Bachelor of Nursing

If you choose to study nursing, you will acquire theoretical knowledge and practical skills to help you prevent disease and help people suffering from disease or ill health.

Published 16. Mars 2020, 14:07

Last updated 2. November 2023, 12:13

What you will learn

The first two semesters of the course provide basic knowledge and skills pertaining to clinical nursing. You will receive a thorough introduction to medical and scientific terms. During practical study, you will meet patients in stable and diagnosed conditions

During the third and fourth semesters, your competency is developed further in order to meet and provide nursing care for patients who are in danger of developing, or have already developed, acute and critical illness. Practical study takes place in the specialist health service and at hospitals, and you will learn about challenges related, and measures taken, to ensure good, cohesive patient care. The theoretical teaching includes pathology and nursing for acutely and critically ill patients.
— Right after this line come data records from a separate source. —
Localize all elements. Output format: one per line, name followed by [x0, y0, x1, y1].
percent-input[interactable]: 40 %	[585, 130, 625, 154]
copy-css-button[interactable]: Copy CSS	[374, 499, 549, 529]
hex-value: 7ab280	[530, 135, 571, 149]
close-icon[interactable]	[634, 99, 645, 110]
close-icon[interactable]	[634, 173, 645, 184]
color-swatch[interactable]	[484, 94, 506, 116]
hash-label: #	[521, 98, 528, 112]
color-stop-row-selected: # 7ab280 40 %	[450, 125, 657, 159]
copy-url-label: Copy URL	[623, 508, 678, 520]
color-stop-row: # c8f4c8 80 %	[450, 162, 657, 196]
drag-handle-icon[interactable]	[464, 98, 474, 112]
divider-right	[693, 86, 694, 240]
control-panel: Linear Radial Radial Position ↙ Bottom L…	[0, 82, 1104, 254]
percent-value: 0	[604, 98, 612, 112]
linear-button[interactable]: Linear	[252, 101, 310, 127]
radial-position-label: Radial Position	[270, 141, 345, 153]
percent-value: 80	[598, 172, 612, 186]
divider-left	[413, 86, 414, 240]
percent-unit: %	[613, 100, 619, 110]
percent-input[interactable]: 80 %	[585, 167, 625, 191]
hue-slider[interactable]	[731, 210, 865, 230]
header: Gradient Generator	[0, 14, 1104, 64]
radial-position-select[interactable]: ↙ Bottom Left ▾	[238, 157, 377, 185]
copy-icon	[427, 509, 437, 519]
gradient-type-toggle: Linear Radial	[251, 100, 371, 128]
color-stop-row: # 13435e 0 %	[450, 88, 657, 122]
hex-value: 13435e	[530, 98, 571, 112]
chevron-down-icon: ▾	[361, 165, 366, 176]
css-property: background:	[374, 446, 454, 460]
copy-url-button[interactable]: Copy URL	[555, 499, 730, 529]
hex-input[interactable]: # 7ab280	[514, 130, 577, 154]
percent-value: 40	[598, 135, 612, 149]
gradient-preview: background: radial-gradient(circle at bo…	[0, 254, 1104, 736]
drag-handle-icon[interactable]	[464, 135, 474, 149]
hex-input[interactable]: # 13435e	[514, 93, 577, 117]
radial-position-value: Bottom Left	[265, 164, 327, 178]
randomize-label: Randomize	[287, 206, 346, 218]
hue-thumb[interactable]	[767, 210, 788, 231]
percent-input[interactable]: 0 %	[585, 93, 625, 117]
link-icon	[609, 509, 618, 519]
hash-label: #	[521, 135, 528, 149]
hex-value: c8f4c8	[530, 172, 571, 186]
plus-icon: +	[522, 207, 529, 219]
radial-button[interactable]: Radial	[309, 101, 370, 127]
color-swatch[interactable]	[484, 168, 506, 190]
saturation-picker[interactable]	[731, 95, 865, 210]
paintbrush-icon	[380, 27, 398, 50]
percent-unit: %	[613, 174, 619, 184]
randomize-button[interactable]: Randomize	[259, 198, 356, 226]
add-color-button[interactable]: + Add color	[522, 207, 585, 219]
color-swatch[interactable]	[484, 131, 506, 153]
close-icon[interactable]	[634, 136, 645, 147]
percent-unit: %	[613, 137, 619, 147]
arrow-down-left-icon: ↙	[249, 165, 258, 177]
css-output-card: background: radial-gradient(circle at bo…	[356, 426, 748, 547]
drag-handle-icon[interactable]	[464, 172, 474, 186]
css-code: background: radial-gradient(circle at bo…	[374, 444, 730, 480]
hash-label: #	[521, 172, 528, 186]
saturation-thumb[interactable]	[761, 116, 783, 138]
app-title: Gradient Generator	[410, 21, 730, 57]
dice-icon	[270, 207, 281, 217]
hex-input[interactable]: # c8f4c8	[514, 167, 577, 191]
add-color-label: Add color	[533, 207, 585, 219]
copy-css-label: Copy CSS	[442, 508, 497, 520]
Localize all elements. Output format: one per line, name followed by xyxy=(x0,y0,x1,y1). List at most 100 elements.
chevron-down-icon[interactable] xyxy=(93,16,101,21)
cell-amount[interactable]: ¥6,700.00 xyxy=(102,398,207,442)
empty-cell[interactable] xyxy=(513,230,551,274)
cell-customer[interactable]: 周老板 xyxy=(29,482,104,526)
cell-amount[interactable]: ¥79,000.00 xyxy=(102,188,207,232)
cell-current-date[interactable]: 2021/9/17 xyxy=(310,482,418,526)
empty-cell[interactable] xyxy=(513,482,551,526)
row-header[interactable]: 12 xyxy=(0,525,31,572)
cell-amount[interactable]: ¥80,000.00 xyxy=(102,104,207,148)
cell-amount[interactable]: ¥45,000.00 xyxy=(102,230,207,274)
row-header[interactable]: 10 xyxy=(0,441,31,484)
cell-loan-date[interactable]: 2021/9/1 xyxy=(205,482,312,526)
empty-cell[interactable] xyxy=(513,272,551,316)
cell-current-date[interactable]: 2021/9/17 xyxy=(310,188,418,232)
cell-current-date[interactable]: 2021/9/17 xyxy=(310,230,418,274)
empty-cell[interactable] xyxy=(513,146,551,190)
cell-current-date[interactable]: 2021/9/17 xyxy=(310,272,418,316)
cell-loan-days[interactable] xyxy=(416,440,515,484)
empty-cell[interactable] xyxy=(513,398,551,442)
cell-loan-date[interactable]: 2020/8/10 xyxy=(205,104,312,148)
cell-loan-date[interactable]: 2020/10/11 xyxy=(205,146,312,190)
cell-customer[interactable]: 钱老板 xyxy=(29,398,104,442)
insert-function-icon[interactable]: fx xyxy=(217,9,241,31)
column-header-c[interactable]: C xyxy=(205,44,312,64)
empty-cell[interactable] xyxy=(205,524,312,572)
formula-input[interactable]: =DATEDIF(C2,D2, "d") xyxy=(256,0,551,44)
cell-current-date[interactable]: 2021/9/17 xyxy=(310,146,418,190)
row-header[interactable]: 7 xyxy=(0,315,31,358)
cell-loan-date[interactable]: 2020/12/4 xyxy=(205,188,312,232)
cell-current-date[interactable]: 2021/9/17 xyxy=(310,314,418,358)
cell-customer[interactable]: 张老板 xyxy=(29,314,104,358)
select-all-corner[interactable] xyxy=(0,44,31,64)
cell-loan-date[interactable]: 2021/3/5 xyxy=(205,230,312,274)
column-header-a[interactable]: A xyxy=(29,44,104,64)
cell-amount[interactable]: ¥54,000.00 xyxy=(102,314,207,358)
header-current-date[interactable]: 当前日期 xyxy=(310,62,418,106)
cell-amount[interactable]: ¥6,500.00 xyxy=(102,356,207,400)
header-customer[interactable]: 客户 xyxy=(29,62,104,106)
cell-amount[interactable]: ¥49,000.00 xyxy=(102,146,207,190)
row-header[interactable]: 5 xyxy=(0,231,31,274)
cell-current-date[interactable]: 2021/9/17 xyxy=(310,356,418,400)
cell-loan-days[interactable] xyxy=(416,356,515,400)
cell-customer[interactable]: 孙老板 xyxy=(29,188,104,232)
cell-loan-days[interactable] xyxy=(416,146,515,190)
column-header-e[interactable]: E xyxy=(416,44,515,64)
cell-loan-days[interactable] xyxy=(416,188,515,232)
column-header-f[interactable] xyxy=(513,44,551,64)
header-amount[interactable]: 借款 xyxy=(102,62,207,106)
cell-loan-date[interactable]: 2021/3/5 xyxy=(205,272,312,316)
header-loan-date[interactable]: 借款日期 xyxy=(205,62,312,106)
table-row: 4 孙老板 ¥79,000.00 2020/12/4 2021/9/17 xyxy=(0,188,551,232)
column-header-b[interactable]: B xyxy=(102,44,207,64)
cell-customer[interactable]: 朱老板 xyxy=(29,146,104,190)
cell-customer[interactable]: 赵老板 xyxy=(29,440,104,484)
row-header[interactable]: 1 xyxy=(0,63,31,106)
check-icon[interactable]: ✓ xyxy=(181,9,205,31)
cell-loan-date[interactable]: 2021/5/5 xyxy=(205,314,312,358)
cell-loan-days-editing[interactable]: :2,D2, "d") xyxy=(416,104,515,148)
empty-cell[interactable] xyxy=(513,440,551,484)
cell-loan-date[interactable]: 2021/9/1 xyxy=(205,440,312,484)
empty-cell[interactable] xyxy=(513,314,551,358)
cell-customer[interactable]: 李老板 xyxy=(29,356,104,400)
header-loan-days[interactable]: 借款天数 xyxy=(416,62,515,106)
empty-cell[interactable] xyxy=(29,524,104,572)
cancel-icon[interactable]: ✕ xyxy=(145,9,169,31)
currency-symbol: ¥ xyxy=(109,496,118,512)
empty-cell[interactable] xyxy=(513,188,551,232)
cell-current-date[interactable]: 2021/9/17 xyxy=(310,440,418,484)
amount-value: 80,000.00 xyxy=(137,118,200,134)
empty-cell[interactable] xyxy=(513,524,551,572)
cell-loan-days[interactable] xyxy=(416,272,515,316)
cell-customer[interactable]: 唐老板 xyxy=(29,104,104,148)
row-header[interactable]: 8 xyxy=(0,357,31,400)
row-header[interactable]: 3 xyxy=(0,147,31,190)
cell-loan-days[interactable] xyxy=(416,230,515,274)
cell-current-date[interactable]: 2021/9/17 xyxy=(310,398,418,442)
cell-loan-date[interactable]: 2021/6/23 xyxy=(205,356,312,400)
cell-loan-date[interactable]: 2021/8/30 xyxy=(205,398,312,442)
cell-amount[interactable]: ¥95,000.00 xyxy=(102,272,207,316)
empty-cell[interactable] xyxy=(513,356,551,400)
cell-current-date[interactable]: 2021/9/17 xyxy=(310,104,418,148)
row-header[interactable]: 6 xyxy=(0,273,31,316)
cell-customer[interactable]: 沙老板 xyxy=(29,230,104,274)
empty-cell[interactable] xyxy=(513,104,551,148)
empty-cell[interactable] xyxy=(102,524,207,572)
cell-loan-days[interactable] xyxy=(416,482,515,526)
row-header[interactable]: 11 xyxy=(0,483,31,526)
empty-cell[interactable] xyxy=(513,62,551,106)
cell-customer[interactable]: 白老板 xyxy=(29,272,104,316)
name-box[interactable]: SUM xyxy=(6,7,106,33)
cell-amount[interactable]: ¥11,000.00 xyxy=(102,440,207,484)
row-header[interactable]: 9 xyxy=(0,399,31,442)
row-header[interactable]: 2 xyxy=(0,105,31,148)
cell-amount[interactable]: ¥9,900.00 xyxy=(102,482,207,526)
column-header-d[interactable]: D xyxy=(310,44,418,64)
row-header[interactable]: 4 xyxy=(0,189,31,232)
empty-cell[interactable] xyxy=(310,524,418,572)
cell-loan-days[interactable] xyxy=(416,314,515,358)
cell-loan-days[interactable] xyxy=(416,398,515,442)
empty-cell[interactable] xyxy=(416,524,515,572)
During the fifth and sixth semesters, students work on developing independence, extending their knowledge, and assuming roles demanding professional development and leadership. Practical study offers nursing challenges within different fields, mainly within the local public health and care services. Patient groups may be in need of physical and mental health assistance in dealing with complex, lasting, and multifaceted ailments.

Parts of the bachelor course may be completed abroad.


The university college views learning as something that largely happens through independent activity and collaboration. The college enables student-active forms of teaching through individual and collective learning processes. You will often use the Clinical Simulation and Skills Lab, where you will hone your practical skills. The teaching and studying methods are meant to stimulate you as a student to seek out knowledge and critically appraise your profession. Most of the teaching is carried out during the day, but there may also be some late afternoon teaching.

Practical study

50% of the course is composed of clinical practice. Students should expect to travel during clinical practice, and practice may take place during late afternoons/evenings. The college is responsible for providing clinical practice study places. The practical study is facilitated with the college’s regular partners within the specialist and local health services in the greater Oslo region, elsewhere in Norway, or in locations abroad where the college has collaboration agreements in place.

What can you do after finishing the course?

With a Bachelor in Nursing, you will be a certified nurse, and can work in both public and private health units. You can work at hospitals, nursing homes, in community nursing, in preventive health services, in public or private medical practices, in corporate health services, in the ambulance service, and for international aid organisations.

After a few years of nursing experience, you can also specialise in specific areas of nursing. LDUC provides several courses in postgraduate programmes, as well as a Masters' programmes.

Click here for an overview of all our courses.

What you need to know about a Bachelor of Nursing

The contents of the Bachelor course amount to 180 course credits in total, i.e. a three-year full-time course equals 30 course credits per semester. The Bachelor in Nursing alternates between theoretical and practical study.

The course is designed to build on acquired knowledge with each consecutive semester. Therefore, you are not finished with the curriculum at the end of the term, but need to use it actively in the next stage of your studies.

We recommend that you take good notes! Cathinka Guldberg was known for her excellent note taking.